Area A (4.5 × 6.5 m; Figs. 2, 3). Very disjointed sections of a large architectural complex that was probably a public building were discovered in the limited excavated area. The remains were too meager to either reconstruct its plan or understand it. A massive wall (W50; width 1.0 m, preserved height 1.1 m) traversed the excavation area in a general east–west direction. It was built of small fieldstones and apparently, both its faces were plastered. Its western part was founded on bedrock and its eastern end was built atop a fill of brown garden soil. A bedrock pavement (L12) north of the wall was overlaid with an intact clay krater of the Early Byzantine period (Figs. 3; 5:1), which contained chicken bones.

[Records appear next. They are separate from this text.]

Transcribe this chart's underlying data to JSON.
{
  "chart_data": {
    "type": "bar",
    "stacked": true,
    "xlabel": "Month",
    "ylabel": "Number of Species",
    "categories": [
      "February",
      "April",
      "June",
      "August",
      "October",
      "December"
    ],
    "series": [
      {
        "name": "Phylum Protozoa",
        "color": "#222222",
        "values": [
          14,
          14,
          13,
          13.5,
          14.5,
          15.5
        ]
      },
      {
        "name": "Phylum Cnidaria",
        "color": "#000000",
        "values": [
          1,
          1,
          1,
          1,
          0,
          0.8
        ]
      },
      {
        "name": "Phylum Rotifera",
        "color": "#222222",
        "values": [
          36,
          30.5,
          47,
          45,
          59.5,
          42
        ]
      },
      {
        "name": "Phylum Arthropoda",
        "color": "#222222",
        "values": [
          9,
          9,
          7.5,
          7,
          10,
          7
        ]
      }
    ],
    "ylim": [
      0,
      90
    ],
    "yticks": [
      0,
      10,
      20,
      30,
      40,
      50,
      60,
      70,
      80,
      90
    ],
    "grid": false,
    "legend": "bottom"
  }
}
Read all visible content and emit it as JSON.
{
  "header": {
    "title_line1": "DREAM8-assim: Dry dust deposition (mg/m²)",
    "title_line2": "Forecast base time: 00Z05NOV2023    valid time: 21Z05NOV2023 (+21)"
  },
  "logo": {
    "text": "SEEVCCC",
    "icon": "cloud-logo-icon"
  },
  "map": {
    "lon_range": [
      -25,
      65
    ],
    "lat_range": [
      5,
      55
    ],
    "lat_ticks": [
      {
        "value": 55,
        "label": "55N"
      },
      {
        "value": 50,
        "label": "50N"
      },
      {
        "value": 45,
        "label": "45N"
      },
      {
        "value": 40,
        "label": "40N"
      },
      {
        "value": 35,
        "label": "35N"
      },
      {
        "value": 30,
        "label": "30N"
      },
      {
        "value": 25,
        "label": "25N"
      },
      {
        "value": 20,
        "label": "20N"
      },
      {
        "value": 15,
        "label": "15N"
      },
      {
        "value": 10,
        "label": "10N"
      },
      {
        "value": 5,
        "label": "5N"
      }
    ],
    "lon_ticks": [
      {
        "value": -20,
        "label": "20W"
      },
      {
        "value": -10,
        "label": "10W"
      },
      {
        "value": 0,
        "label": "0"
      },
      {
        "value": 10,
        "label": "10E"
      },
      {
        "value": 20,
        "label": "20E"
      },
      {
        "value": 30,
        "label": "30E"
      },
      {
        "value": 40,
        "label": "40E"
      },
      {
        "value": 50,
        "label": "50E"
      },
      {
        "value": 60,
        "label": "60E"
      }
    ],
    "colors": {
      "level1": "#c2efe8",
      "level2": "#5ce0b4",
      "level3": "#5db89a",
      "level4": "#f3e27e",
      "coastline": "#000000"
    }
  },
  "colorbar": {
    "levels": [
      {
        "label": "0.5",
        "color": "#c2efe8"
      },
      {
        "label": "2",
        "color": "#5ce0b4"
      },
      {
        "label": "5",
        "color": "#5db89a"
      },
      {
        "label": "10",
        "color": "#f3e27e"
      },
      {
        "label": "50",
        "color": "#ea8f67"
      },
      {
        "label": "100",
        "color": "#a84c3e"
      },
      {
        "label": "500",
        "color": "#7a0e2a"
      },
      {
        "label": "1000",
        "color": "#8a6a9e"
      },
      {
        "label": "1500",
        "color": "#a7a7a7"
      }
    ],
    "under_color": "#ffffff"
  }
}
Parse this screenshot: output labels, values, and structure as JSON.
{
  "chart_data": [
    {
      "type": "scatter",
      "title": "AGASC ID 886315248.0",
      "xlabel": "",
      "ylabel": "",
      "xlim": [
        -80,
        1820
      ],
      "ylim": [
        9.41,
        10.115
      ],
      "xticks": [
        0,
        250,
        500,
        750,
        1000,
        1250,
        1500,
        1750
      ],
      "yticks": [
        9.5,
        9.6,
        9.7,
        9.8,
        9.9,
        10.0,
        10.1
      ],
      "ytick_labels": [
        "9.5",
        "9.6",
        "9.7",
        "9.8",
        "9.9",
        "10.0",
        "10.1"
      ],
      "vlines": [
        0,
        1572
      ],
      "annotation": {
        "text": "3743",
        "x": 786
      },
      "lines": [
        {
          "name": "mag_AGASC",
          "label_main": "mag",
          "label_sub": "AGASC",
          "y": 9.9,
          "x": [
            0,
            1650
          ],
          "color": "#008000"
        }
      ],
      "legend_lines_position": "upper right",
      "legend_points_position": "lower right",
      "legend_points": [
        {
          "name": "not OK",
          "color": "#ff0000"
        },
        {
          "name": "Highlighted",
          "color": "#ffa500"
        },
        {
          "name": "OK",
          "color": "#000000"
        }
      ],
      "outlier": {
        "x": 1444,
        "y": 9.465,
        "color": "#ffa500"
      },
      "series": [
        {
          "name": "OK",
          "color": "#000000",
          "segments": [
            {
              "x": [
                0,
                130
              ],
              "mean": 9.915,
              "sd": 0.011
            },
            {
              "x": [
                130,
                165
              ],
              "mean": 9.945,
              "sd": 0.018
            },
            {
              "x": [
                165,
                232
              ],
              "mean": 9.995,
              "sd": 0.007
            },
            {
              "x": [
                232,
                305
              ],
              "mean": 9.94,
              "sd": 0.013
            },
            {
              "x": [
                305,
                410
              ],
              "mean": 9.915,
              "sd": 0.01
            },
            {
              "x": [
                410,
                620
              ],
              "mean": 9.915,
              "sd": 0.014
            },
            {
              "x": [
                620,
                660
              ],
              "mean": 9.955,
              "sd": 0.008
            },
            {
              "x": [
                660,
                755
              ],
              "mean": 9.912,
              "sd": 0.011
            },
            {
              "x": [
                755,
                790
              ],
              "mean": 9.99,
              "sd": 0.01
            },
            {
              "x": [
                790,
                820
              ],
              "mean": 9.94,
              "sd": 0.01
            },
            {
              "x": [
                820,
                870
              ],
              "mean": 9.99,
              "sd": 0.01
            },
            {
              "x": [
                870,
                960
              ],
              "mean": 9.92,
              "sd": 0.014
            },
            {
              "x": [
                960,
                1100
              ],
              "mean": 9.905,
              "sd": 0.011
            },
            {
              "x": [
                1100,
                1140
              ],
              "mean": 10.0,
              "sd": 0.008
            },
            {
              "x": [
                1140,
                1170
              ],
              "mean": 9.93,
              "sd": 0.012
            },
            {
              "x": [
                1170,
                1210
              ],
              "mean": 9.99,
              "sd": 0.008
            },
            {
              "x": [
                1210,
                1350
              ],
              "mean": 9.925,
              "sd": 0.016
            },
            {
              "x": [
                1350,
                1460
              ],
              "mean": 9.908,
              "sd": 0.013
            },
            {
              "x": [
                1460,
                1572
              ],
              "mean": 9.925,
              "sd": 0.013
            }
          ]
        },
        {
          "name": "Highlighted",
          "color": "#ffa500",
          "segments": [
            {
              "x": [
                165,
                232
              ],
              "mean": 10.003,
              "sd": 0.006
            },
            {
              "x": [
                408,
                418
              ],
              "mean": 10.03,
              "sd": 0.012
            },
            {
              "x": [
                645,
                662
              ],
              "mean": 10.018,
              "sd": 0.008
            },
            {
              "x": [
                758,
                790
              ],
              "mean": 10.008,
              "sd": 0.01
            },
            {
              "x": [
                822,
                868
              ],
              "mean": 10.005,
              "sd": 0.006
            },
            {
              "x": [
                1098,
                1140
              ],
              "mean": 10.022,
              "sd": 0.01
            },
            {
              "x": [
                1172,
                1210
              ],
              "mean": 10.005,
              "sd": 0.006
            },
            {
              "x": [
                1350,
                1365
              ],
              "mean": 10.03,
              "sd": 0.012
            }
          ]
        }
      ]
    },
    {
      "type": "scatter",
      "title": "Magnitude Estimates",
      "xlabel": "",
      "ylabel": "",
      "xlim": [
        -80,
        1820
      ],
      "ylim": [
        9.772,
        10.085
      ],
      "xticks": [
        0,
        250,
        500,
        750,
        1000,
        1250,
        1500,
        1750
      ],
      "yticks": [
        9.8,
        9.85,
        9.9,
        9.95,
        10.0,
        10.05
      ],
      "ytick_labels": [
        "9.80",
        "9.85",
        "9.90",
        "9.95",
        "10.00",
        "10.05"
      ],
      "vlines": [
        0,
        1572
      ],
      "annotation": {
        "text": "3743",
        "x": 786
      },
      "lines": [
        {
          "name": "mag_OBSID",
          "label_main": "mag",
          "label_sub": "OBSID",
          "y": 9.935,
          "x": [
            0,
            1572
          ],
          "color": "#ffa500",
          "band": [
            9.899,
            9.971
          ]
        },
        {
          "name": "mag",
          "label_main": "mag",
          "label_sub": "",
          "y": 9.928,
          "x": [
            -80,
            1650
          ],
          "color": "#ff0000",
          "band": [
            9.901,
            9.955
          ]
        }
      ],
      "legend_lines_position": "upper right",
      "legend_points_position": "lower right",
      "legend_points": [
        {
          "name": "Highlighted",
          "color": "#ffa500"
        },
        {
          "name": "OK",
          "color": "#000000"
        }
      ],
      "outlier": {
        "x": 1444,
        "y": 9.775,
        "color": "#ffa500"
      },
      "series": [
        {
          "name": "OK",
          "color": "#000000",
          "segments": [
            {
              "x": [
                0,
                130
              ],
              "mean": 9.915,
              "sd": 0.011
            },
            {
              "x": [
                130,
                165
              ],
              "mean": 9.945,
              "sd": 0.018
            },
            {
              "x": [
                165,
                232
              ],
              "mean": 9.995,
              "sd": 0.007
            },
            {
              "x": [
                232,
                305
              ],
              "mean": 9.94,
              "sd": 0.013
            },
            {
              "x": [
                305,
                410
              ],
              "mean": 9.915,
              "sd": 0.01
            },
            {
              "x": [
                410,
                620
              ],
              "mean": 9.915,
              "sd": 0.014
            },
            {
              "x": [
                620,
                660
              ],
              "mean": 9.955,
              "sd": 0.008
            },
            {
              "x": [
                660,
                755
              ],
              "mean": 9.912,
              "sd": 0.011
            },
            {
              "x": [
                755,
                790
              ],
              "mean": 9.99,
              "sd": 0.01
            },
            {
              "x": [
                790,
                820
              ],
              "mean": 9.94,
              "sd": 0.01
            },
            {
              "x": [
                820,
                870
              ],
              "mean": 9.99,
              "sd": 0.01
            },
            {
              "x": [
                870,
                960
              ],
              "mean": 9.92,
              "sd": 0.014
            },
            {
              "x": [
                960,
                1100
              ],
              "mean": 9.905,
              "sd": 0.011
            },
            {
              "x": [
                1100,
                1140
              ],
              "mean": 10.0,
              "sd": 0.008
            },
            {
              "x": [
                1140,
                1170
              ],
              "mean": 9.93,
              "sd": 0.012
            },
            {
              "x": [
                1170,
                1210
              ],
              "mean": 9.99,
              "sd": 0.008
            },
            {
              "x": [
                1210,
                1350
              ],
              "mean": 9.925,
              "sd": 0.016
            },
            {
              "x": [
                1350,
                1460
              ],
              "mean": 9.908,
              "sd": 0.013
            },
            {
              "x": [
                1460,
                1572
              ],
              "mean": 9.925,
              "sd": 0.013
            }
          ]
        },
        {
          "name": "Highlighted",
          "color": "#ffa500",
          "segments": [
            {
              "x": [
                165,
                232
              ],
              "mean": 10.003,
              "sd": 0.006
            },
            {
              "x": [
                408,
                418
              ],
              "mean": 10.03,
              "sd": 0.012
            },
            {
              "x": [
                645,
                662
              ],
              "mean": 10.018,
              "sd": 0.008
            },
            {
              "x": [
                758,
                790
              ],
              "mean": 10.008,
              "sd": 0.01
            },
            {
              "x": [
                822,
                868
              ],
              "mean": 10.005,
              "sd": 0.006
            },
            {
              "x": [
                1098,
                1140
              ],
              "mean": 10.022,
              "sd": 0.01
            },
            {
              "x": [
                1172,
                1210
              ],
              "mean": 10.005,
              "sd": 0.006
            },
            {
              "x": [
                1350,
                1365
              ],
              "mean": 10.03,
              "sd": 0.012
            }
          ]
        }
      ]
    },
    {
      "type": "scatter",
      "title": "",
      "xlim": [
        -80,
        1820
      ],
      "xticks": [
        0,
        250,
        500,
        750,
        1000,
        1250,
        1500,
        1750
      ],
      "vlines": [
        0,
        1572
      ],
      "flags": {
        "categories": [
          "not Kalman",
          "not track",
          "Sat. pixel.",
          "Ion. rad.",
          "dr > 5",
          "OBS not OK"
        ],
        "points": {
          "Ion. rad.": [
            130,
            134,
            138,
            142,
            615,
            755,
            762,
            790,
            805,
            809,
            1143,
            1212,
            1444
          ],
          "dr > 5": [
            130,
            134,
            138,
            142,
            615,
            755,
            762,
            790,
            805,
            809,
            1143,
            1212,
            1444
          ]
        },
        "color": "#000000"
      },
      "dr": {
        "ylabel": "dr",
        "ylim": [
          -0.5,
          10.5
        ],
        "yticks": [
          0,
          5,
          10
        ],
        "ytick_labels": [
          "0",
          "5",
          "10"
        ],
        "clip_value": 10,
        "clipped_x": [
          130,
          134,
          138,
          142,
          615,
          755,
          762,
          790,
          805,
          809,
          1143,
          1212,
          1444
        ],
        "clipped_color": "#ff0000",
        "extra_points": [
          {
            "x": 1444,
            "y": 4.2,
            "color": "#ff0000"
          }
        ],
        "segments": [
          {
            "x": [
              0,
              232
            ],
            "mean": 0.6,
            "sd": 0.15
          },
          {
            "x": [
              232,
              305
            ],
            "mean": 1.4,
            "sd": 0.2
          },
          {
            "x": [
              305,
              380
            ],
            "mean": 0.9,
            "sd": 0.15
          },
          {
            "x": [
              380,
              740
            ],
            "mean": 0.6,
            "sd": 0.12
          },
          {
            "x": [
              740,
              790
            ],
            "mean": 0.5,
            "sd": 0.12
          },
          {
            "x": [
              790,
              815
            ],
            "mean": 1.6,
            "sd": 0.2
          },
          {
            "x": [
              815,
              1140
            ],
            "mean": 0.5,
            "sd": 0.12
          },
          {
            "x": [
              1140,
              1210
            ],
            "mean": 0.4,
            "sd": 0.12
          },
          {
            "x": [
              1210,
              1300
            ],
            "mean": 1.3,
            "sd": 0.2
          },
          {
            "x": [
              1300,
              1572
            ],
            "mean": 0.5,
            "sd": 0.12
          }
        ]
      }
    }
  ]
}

Sections of a stone-slab pavement (L15) survived north of the bedrock pavement; some of the slabs had an irregular shape. Approximately 1.3 m from W50 and parallel to it, a row of square, finely worked pavers (max. dimensions 0.5 × 1.0 m) was incorporated in the floor; three contiguous pavers remained in situ. The fourth, easternmost paver was dislodged when the ditch for the sewer pipe was dug. This row probably served as a column foundation. The orientation of W50 and the row of stones raises the possibility that they were part of a church. Yet, even though W50 and the stone floor seem to belong to the same phase, it is not certain and the wall may have been constructed later.
The stone floor was overlain with layers of fill and collapse that included architectural elements and later occupation phases that were readily apparent in the sections delineating the excavation area. Two pit graves (T103 and T104), carelessly built south of W50 and covered with irregular-shaped stone slabs, were ascribed to one of the later phases.
The ceramic finds recovered from the fill layers were mixed and dated to the Late Hellenistic (first century BCE; Fig. 5:2, 8), Early Roman (first–second centuries CE; Fig. 5:3–6, 9) and Early Byzantine (fourth–fifth centuries CE; Fig. 5: 7, 10) periods. Five of the six coins in the fills were identified. They dated to the second quarter of the second century BCE (Antiochus IV, ‘Akko; IAA No. 96081); the end of the second–beginning of the first century BCE (Hasmonean, Jerusalem; IAA No. 96079; Hasmonean, Alexander Jannaeus; IAA No. 96078) and the first century CE (two procurator coins: Antonius Felix from 54 CE; IAA No. 96080 and Festus from 59 CE; IAA No. 96077). A broken stone disk (Fig. ) perforated in the center was retrieved from one of the fill layers (L5). Incised crude circles, surrounding the perforation and along the circumference, decorated the disk. Although comparisons for the disc were not found, it seems to have functioned as a loom weight.Area B. Three tombs (T100–T102; Fig. 4) were discovered 35 m north of the architectural remains. The two bedrock-hewn northern tombs were rectangular pit graves. Tomb 100 (0.50 × 1.75 m, max. depth 0.75 m) was completely plundered; Tomb 101 (0.60 × 1.75 m, max. depth 0.80 m) contained a few bones, as well as several fragments of pottery vessels and numerous fragments of glass vessels, dating to the Late Roman and Byzantine periods. To the south, a bell-shaped burial complex (T102; 2.2 × 2.3 m) that probably contained several graves was discovered. Signs of looting were visible, but the complex was not excavated due to opposition of ultra-orthodox circles.